How to return pandas dataframes from Scikit-Learn transformations: New API simplifies data preprocessing

2022-10-24

Repository for implementation of statistics concepts for Data Science in Python

2022-11-16

SumTree data structure for Prioritized Experience Replay (PER) explained with Python Code

Weighted sampling and sorting

Let’s say we have a tuple of entries in a list, something like this:

[(214, 1),

(342, 4),

(42, 2)

(123, 3)]

The first element in each tuple is the value you want to sample, and the second element in the tuple is the weighting value which governs the frequency that each element is randomly sampled. In the example above, we would expect the 342 value to be sampled 4 times as frequently as the 214 value. How would we perform this weighted sampling? A straightforward way is to perform a cumulative sum, then perform sampling based on a uniform probability distribution.

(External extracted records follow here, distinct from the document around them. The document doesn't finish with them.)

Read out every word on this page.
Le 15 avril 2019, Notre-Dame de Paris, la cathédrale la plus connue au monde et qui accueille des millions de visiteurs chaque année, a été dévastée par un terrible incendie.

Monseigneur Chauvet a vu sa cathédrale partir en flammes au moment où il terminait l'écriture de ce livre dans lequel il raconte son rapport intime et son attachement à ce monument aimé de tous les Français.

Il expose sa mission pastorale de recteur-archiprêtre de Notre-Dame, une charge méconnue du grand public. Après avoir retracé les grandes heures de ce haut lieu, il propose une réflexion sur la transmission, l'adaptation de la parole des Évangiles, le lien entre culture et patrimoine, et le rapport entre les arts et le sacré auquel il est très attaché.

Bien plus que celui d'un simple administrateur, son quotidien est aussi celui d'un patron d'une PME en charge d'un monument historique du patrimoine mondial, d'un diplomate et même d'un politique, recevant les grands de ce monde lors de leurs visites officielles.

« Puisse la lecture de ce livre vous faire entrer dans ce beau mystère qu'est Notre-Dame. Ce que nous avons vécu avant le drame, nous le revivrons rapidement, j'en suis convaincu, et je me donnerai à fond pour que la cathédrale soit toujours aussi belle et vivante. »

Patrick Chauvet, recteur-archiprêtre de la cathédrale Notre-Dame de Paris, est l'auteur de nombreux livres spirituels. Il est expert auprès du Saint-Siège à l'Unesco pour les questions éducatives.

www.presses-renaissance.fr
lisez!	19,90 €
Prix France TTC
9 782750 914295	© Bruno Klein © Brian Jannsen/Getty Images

Here is the same collection but with a cumulative sum “column” added:

[(214, 1, 1),

(342, 4, 5),

(42, 2, 7),

(123, 3, 10)]

To perform weighted sampling, once cumulative summing is performed, one can sample from a uniform distribution with a minimum of 0 and a maximum of 10 (the highest value in the cumulative sum) and sample the element which has a cumulative interval corresponding to the sample from the uniform distribution. For instance, if the random number extracted from the uniform distribution U(0, 10) is 0.5, then the first element in the sorted list would be sampled (value = 214). If the random number instead was 7.8, the sampled value would be 123.

As can be observed, the element with a weight = 4 takes up 40% of the total interval between 0 and 10, as opposed to only 10% of the element with a weight = 1. Therefore, sampling using this method will respect the weight values and proportion them accordingly.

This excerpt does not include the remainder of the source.